The interesting part isn’t that the harness can run; it’s how we use it. We’re running this sequentially, not as a batch suite:

  1. Pick one scenario.
  2. Run it through real SMS.
  3. Grade the whole conversation, not just the last reply.
  4. If it fails, diagnose: was it the prompt, the tool parameters, the tool output, the data, the routing, the frontend, or the harness itself?
  5. Apply the smallest production-quality fix.
  6. Rerun the same scenario through real SMS.
  7. Repeat 3–6 until it passes.
  8. Only then move to the next scenario.

That sequence is deliberate. Batch suites are great later, when you trust the loop; right now the goal is to perfect each conversation as a product, not to get a green CI light. A passed scenario is a certified patient experience. We freeze the transcript as a regression reference and move on.

Why this changes things for clinic owners

Three concrete payoffs:

Fewer regressions in the wild. A change that improves booking flow but quietly degrades cancellations will be caught here, not by an annoyed patient.

Faster shipping when it counts. With a safety net under the AI, we can iterate weekly on prompts and tools without waiting for a manual review cycle. Smaller, more frequent improvements instead of cautious quarterly rewrites.

Trust that compounds. Every certified scenario is a permanent regression test.
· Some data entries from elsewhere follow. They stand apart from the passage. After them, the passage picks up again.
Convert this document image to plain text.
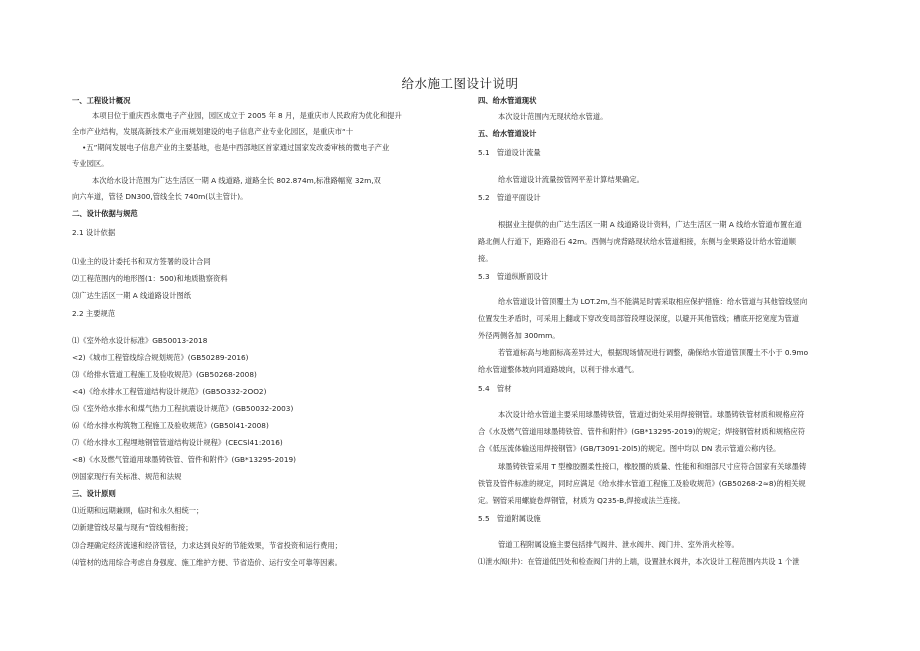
给水施工图设计说明
一、工程设计概况
本项目位于重庆西永微电子产业园，园区成立于 2005 年 8 月，是重庆市人民政府为优化和提升
全市产业结构，发展高新技术产业而规划建设的电子信息产业专业化园区，是重庆市“十
•五”期间发展电子信息产业的主要基地，也是中西部地区首家通过国家发改委审核的微电子产业
专业园区。
本次给水设计范围为广达生活区一期 A 线道路, 道路全长 802.874m,标准路幅宽 32m,双
向六车道，管径 DN300,管线全长 740m(以主管计)。
二、设计依据与规范
2.1 设计依据
⑴业主的设计委托书和双方签署的设计合同
⑵工程范围内的地形图(1：500)和地质勘察资料
⑶广达生活区一期 A 线道路设计图纸
2.2 主要规范
⑴《室外给水设计标准》GB50013-2018
<2)《城市工程管线综合规划规范》(GB50289-2016)
⑶《给排水管道工程施工及验收规范》(GB50268-2008)
<4)《给水排水工程管道结构设计规范》(GB5O332-2OO2)
⑸《室外给水排水和煤气热力工程抗震设计规范》(GB50032-2003)
⑹《给水排水构筑物工程施工及验收规范》(GB50l41-2008)
⑺《给水排水工程埋地钢管管道结构设计规程》(CECSl41:2016)
<8)《水及燃气管道用球墨铸铁管、管件和附件》(GB*13295-2019)
⑼国家现行有关标准、规范和法规
三、设计原则
⑴近期和远期兼顾，临时和永久相统一；
⑵新建管线尽量与现有“管线相衔接；
⑶合理确定经济流速和经济管径，力求达到良好的节能效果，节省投资和运行费用；
⑷管材的选用综合考虑自身强度、施工维护方便、节省造价、运行安全可靠等因素。
四、给水管道现状
本次设计范围内无现状给水管道。
五、给水管道设计
5.1　管道设计流量
给水管道设计流量按管网平差计算结果确定。
5.2　管道平面设计
根据业主提供的由广达生活区一期 A 线道路设计资料，广达生活区一期 A 线给水管道布置在道
路北侧人行道下，距路沿石 42m。西侧与虎背路现状给水管道相接，东侧与金果路设计给水管道顺
接。
5.3　管道纵断面设计
给水管道设计管顶覆土为 LOT.2m,当不能满足时需采取相应保护措施：给水管道与其他管线竖向
位置发生矛盾时，可采用上翻或下穿改变局部管段埋设深度，以避开其他管线；槽底开挖宽度为管道
外径两侧各加 300mm。
若管道标高与地面标高差异过大，根据现场情况进行调整，确保给水管道管顶覆土不小于 0.9mo
给水管道整体坡向同道路坡向，以利于排水通气。
5.4　管材
本次设计给水管道主要采用球墨铸铁管，管道过街处采用焊接钢管。球墨铸铁管材质和规格应符
合《水及燃气管道用球墨铸铁管、管件和附件》(GB*13295-2019)的规定；焊接钢管材质和规格应符
合《低压流体输送用焊接钢管》(GB/T3091-20l5)的规定。图中均以 DN 表示管道公称内径。
球墨铸铁管采用 T 型橡胶圈柔性接口，橡胶圈的质量、性能和和细部尺寸应符合国家有关球墨铸
铁管及管件标准的规定，同时应满足《给水排水管道工程施工及验收规范》(GB50268-2≈8)的相关规
定。钢管采用螺旋卷焊钢管，材质为 Q235-B,焊接或法兰连接。
5.5　管道附属设施
管道工程附属设施主要包括排气阀井、泄水阀井、阀门井、室外消火栓等。
⑴泄水阀(井)：在管道低凹处和检查阀门井的上端，设置泄水阀井，本次设计工程范围内共设 1 个泄
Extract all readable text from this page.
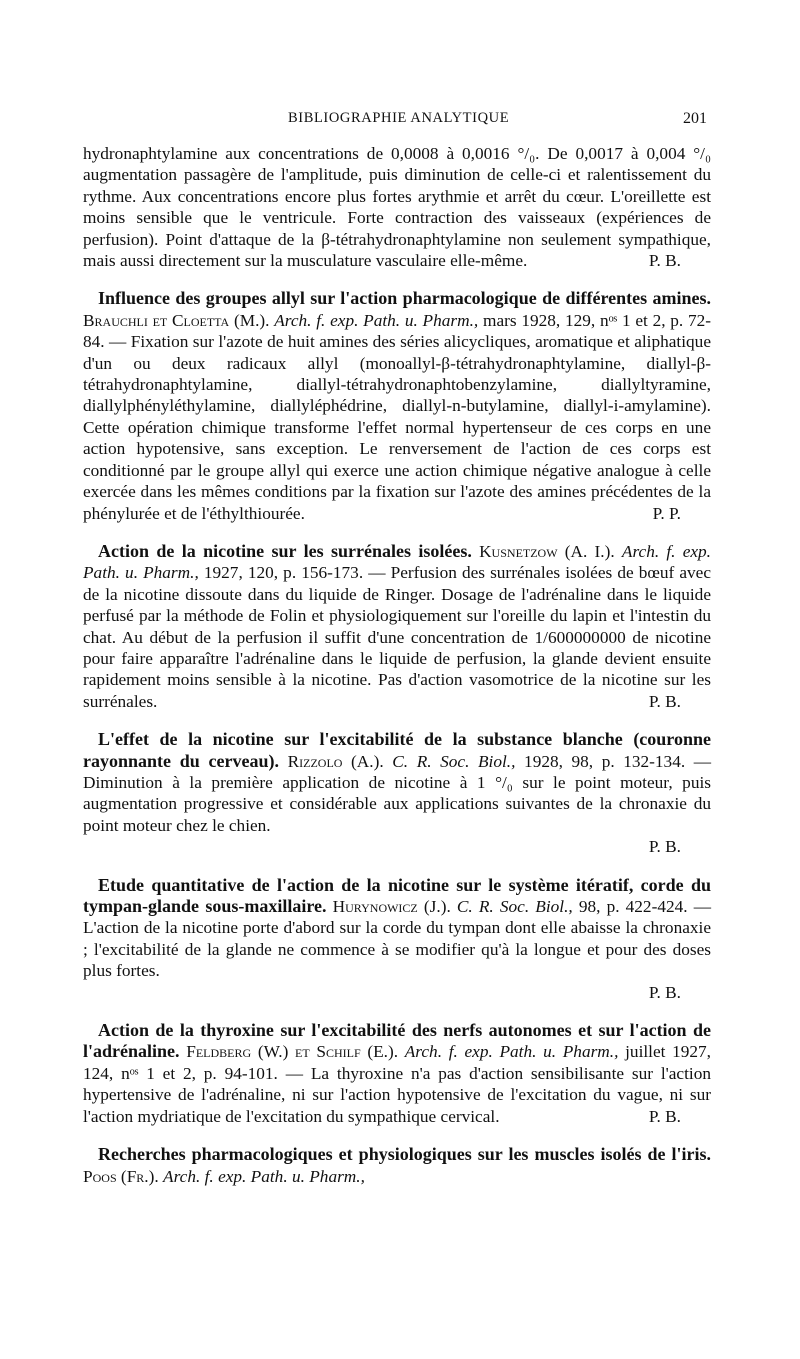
BIBLIOGRAPHIE ANALYTIQUE	201
hydronaphtylamine aux concentrations de 0,0008 à 0,0016 °/₀. De 0,0017 à 0,004 °/₀ augmentation passagère de l'amplitude, puis diminution de celle-ci et ralentissement du rythme. Aux concentrations encore plus fortes arythmie et arrêt du cœur. L'oreillette est moins sensible que le ventricule. Forte contraction des vaisseaux (expériences de perfusion). Point d'attaque de la β-tétrahydronaphtylamine non seulement sympathique, mais aussi directement sur la musculature vasculaire elle-même.	P. B.
Influence des groupes allyl sur l'action pharmacologique de différentes amines. Brauchli et Cloetta (M.). Arch. f. exp. Path. u. Pharm., mars 1928, 129, nᵒˢ 1 et 2, p. 72-84. — Fixation sur l'azote de huit amines des séries alicycliques, aromatique et aliphatique d'un ou deux radicaux allyl (monoallyl-β-tétrahydronaphtylamine, diallyl-β-tétrahydronaphtylamine, diallyl-tétrahydronaphtobenzylamine, diallyltyramine, diallylphényléthylamine, diallyléphédrine, diallyl-n-butylamine, diallyl-i-amylamine). Cette opération chimique transforme l'effet normal hypertenseur de ces corps en une action hypotensive, sans exception. Le renversement de l'action de ces corps est conditionné par le groupe allyl qui exerce une action chimique négative analogue à celle exercée dans les mêmes conditions par la fixation sur l'azote des amines précédentes de la phénylurée et de l'éthylthiourée.	P. P.
Action de la nicotine sur les surrénales isolées. Kusnetzow (A. I.). Arch. f. exp. Path. u. Pharm., 1927, 120, p. 156-173. — Perfusion des surrénales isolées de bœuf avec de la nicotine dissoute dans du liquide de Ringer. Dosage de l'adrénaline dans le liquide perfusé par la méthode de Folin et physiologiquement sur l'oreille du lapin et l'intestin du chat. Au début de la perfusion il suffit d'une concentration de 1/600000000 de nicotine pour faire apparaître l'adrénaline dans le liquide de perfusion, la glande devient ensuite rapidement moins sensible à la nicotine. Pas d'action vasomotrice de la nicotine sur les surrénales.	P. B.
L'effet de la nicotine sur l'excitabilité de la substance blanche (couronne rayonnante du cerveau). Rizzolo (A.). C. R. Soc. Biol., 1928, 98, p. 132-134. — Diminution à la première application de nicotine à 1 °/₀ sur le point moteur, puis augmentation progressive et considérable aux applications suivantes de la chronaxie du point moteur chez le chien.
P. B.
Etude quantitative de l'action de la nicotine sur le système itératif, corde du tympan-glande sous-maxillaire. Hurynowicz (J.). C. R. Soc. Biol., 98, p. 422-424. — L'action de la nicotine porte d'abord sur la corde du tympan dont elle abaisse la chronaxie ; l'excitabilité de la glande ne commence à se modifier qu'à la longue et pour des doses plus fortes.
P. B.
Action de la thyroxine sur l'excitabilité des nerfs autonomes et sur l'action de l'adrénaline. Feldberg (W.) et Schilf (E.). Arch. f. exp. Path. u. Pharm., juillet 1927, 124, nᵒˢ 1 et 2, p. 94-101. — La thyroxine n'a pas d'action sensibilisante sur l'action hypertensive de l'adrénaline, ni sur l'action hypotensive de l'excitation du vague, ni sur l'action mydriatique de l'excitation du sympathique cervical.	P. B.
Recherches pharmacologiques et physiologiques sur les muscles isolés de l'iris. Poos (Fr.). Arch. f. exp. Path. u. Pharm.,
Every real-world incident becomes a new scenario the bot will never fail again. The bank grows; the confidence grows with it.

What’s next

The next 17 scenarios are queued. Once the demo SMS suite is fully certified, we extend to WhatsApp (same harness, different inbox) and then voice (the harder one — needs synthetic audio). A public dashboard for clinic owners to see eval pass rates per release is on the roadmap too.

If you’ve had a real conversation with Routiq that didn’t go the way you wanted — that’s exactly the kind of conversation we want to turn into a scenario. We’ll capture it, sanitise it, and use it as a permanent guard rail.